Ik moet nog erg veel over het priesterschap leren
Ik herinner me dat ik me als jongevrouw, en later als zendelinge, afvroeg of bepaalde Schriftteksten op mij als vrouw van toepassing waren, met name die over zendingswerk en het priesterschap. Sindsdien hebben anderen mij in mijn verschillende kerkroepingen en als godsdienstleerkracht gevraagd in hoeverre het priesterschap op ze van toepassing is.

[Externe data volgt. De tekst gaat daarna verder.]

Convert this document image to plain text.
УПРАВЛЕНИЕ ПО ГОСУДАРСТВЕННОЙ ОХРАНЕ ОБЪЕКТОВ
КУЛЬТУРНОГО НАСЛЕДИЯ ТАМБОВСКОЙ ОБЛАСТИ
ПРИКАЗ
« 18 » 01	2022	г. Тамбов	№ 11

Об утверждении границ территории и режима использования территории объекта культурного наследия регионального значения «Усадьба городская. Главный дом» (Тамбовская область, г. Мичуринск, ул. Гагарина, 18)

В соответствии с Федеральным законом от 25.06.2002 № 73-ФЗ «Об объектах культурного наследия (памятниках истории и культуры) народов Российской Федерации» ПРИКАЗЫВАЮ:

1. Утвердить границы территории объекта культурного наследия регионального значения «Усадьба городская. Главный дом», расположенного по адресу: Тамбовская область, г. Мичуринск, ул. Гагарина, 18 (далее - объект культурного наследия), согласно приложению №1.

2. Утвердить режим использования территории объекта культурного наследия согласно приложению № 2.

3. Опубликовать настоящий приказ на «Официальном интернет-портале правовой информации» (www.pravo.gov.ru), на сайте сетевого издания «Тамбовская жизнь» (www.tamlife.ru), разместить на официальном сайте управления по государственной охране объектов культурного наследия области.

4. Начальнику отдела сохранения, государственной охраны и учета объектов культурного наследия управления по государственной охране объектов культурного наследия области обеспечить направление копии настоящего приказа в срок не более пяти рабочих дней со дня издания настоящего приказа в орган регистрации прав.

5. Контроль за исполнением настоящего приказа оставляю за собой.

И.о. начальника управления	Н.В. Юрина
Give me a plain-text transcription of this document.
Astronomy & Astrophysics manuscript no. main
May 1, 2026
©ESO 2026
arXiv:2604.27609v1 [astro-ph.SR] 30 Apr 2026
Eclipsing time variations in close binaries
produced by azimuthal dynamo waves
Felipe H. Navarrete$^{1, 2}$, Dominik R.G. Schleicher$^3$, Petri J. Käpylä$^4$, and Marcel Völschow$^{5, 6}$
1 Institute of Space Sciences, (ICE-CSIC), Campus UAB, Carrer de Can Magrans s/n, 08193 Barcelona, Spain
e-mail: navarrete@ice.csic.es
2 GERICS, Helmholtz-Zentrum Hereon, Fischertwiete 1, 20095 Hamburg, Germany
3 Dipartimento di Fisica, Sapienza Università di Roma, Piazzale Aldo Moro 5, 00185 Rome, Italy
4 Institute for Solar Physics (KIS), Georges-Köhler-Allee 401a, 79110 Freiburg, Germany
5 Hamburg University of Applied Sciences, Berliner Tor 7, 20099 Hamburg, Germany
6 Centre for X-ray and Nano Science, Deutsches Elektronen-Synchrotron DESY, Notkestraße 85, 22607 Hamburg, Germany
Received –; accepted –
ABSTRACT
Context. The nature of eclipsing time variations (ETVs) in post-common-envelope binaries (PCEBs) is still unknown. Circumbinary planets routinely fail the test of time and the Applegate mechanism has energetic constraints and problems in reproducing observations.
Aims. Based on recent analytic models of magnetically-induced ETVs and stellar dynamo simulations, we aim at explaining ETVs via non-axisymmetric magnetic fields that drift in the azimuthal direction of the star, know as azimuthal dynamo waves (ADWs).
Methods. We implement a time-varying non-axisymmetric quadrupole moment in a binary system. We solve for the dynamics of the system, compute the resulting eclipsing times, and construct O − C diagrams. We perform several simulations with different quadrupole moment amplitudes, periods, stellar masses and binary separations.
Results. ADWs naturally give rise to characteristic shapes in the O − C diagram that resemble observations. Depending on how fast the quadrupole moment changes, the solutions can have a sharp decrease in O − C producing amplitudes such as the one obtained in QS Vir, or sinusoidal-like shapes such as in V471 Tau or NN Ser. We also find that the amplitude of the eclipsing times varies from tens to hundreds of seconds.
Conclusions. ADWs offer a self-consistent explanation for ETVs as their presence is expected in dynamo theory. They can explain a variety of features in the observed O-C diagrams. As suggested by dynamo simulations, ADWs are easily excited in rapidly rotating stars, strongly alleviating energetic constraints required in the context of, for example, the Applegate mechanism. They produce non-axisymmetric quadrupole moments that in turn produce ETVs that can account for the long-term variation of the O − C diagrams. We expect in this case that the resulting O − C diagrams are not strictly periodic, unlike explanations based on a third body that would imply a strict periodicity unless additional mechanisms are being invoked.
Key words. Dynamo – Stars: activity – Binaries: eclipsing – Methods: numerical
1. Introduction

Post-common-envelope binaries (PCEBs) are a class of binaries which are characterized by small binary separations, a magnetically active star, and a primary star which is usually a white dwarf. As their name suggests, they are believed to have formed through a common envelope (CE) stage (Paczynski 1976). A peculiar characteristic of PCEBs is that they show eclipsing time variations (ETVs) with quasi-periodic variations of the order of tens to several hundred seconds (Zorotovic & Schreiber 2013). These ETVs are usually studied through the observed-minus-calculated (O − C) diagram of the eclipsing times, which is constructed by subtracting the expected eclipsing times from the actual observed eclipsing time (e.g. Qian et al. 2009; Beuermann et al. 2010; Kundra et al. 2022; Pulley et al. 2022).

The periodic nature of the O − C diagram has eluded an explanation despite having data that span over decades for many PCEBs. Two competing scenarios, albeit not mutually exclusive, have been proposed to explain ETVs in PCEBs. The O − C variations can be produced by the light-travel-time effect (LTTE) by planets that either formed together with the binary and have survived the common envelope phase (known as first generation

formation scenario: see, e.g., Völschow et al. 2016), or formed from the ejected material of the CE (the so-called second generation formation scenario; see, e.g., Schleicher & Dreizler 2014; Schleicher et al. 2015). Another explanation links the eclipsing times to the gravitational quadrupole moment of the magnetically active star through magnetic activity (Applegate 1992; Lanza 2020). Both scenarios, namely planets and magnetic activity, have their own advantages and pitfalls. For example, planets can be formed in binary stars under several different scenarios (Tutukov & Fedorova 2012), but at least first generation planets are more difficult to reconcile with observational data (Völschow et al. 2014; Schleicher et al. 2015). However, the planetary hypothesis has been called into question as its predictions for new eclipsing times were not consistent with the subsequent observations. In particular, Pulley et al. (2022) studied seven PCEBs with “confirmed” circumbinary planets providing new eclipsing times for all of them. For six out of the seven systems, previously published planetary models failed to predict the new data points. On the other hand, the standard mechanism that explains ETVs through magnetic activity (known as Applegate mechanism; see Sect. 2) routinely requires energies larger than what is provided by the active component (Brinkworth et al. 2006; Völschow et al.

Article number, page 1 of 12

Zoals ik in mijn artikel op pagina 34 vertel, hebben kerkleiders de leden de afgelopen jaren gevraagd om het priesterschap beter te gaan begrijpen. President Russell M. Nelson uitte de zorg dat ‘te veel van onze broeders en zusters […] de notie van priesterschapsmacht en -gezag niet helemaal’ begrijpen.1
Het gezegde dat ‘informatie inspiratie inspireert’ is waar. Bij mijn studie van het priesterschap en mijn godsdienstlessen over dat onderwerp aan studenten ben ik niet alleen tot het besef gekomen hoe weinig ik eigenlijk weet, maar heb ik ook mijn verstand en mijn hart voor eeuwige waarheid over het priesterschap open kunnen stellen.
Ik hoop dat u, wanneer u in dit nummer meer over het priesterschap te weten komt, zult gaan begrijpen dat onze hemelse Ouders ons met het priesterschap willen zegenen, en dat hedendaagse profeten ons smeken om goed gebruik te maken van deze voorrechten, vooral misschien wel de voorrechten die men in de tempel krijgt.